According to a 1996 report in the Minneapolis Star Tribune, the FDA rejected repeated proposals by NIEHS to test aspartame using more modern methods than were originally used. David Rall, the former director of NIEHS and its National Toxicology Program, said, "any compound that is that widely used needs to be retested with modern methods every once in a while." The State of California, too, has urged new testing of aspartame. The FDA also rejected NIEHS's proposal to test acesulfame potassium, which CSPI says was "abysmally tested" by its manufacturer and showed signs of causing cancer in animals.
The abstract:
Lifespan Exposure to Low Doses of Aspartame Beginning During Prenatal Life Increases Cancer Effects in Rats [Environmental Health Perspectives]
Background: In a previous study conducted at the Cesare Maltoni Cancer Research Center of the European Ramazzini Foundation (CMCRC/ERF), we demonstrated for the first time that aspartame (APM), administered with feed at various doses to 8 week-old Sprague Dawley rats for the lifespan, is a multipotent carcinogenic agent.
Objective: The aim of this second study is to better quantify the carcinogenic risk of APM, beginning treatment during fetal life.
Methods: The study was conducted on groups of 70-95 male and female Sprague Dawley rats, administered APM with feed at concentrations of 2000, 400, or 0 ppm from the 12th day of fetal life until natural death.

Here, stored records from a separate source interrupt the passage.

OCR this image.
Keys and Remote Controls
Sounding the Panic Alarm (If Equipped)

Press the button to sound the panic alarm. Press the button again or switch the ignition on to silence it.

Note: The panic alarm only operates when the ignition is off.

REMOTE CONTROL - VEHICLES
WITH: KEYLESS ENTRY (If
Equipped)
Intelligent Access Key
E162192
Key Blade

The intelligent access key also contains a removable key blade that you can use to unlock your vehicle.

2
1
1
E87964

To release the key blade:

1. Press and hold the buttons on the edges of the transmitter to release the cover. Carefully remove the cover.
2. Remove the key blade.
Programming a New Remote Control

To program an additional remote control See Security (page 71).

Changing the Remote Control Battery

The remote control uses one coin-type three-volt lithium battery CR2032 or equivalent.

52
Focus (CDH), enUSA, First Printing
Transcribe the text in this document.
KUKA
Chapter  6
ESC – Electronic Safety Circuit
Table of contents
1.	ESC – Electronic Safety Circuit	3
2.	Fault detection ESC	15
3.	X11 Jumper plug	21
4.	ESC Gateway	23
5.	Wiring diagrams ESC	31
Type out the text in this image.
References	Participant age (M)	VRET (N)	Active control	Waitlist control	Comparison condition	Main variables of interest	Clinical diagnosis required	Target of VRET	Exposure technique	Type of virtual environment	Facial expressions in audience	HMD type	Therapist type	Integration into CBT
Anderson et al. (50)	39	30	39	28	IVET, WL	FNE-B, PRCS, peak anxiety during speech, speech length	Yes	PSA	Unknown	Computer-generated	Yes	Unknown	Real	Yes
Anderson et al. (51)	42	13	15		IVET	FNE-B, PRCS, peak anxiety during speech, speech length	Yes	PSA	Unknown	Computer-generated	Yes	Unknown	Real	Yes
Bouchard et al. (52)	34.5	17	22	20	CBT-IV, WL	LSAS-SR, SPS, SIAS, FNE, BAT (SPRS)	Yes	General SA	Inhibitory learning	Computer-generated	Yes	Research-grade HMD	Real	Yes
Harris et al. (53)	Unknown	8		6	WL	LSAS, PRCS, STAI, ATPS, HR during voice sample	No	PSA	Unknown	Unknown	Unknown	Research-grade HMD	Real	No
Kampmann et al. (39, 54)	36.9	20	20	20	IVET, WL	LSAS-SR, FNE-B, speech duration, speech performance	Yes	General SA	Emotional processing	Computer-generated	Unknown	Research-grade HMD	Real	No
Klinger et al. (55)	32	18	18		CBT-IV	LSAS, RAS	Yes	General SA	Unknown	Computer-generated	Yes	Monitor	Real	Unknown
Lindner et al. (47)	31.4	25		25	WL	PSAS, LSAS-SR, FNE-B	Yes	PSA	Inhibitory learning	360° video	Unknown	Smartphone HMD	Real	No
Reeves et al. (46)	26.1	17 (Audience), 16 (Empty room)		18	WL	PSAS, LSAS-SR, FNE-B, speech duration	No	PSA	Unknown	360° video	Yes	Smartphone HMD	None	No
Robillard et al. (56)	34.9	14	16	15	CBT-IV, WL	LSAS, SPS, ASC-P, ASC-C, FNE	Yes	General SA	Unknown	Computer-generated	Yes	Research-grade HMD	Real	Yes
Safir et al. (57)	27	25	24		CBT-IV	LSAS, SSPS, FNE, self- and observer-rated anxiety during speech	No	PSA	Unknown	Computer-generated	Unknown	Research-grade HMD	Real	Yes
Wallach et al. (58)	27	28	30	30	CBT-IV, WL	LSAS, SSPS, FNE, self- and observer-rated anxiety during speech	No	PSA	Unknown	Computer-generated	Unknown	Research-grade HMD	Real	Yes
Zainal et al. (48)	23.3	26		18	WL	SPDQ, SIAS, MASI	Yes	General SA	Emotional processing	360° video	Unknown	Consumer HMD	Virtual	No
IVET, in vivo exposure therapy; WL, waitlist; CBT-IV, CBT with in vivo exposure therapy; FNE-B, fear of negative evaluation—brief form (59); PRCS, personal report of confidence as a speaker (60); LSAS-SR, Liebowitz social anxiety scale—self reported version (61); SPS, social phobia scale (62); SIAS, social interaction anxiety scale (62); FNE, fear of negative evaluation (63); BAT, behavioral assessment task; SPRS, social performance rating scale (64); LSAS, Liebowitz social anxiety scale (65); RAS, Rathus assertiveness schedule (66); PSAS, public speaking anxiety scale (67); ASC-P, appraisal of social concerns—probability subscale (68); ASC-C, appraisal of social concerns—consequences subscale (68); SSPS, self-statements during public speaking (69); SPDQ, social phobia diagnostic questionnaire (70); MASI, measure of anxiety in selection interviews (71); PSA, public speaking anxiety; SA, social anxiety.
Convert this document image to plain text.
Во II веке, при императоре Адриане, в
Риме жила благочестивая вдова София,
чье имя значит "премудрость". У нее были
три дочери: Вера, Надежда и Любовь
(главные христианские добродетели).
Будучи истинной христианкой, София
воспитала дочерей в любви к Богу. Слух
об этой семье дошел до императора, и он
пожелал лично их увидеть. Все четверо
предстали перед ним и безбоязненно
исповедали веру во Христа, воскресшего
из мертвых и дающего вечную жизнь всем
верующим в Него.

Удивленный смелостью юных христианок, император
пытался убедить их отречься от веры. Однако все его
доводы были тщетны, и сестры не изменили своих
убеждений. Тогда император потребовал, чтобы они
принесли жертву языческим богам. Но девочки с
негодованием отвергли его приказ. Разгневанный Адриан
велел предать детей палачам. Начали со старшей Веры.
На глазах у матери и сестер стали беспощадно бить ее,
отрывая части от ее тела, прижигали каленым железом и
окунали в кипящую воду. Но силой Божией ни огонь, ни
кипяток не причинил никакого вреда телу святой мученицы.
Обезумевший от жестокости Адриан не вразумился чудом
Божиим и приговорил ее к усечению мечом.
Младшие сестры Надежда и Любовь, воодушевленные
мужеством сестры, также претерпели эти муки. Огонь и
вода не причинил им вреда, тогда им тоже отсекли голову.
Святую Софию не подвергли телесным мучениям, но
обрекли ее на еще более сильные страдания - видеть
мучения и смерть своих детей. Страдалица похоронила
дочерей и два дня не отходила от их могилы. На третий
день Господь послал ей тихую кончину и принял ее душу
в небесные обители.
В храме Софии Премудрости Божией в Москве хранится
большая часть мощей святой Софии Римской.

Results: The results of the study show: a) a significant dose-related increase of malignant tumor-bearing animals in males (p<0.01), in particular in the group treated at 2000 ppm (p<0.01); b) a significant increase of the incidence in lymphomas/leukemias in males treated at 2000 ppm (p<0.05) and a significant dose-related increase of the incidence of lymphomas/leukemias in females (p<0.01), in particular in the group treated at 2000 ppm (p<0.01); c) a significant dose-related increase of the incidence of mammary cancer in females (p<0.05), in particular in the group treated at 2000 ppm (p<0.05).
Conclusions: The results of this carcinogenicity bioassay not only confirm, but also reinforce the first experimental demonstration of APM's multipotential carcinogenicity at a dose level close to the acceptable daily intake (ADI) for humans. Furthermore, the study demonstrates that when lifespan exposure to APM begins during fetal life, its carcinogenic effects are increased.